“Didn’t you ever hear of ‘The Mixers’?”

“Just the name; that’s all.”

“Well, you might as well know; it’s all out now. There was a bunch of us, with more money than was good for us, I guess. We’ve been going over the river to a room in the Brandon House to play cards. Night before last the town police raided us. The others all skipped through a window and down the fire-escape, but I was bonehead enough to stand my ground and try to bully it out. For the sake of the college it was kept out of the newspapers, and the police contented themselves with handing me over to the faculty.”

“And you’re the only one to be expelled?”

Dick nodded.

“They gave me a chance that I couldn’t take; said they’d make it suspension to the end of the semester if I’d tell who the others are.
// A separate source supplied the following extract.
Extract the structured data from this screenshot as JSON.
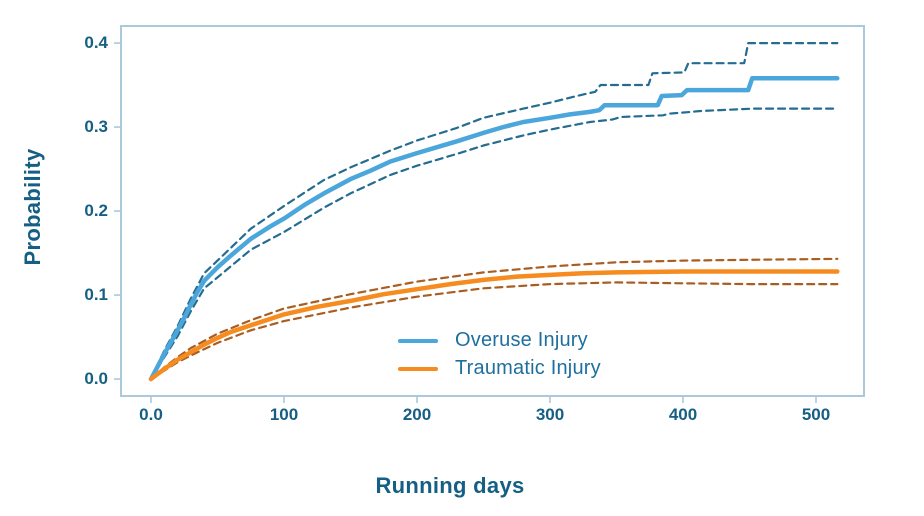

It’ll just about break Dad’s heart, Larry.”

“Don’t you know it,” said Larry, with a franker emphasis than he meant to put upon it. Then: “Have you told it all?”

“No; not quite all. I’ve lost money—lots of it. I owe pretty nearly everybody in sight. Worse than that, I’ve used up all my year’s allowance and I’m overdrawn at the bank. I’ll have to wire Dad for money to get home on.”

For a few minutes Larry was just about as badly crushed as Dick seemed to be. That Dick, the chum he loved almost as a brother of his own blood, should make such a frightful smash of himself and his prospects in just a few weeks or months seemed utterly unbelievable. Then there was Dick’s father.... Just here Dick broke in again.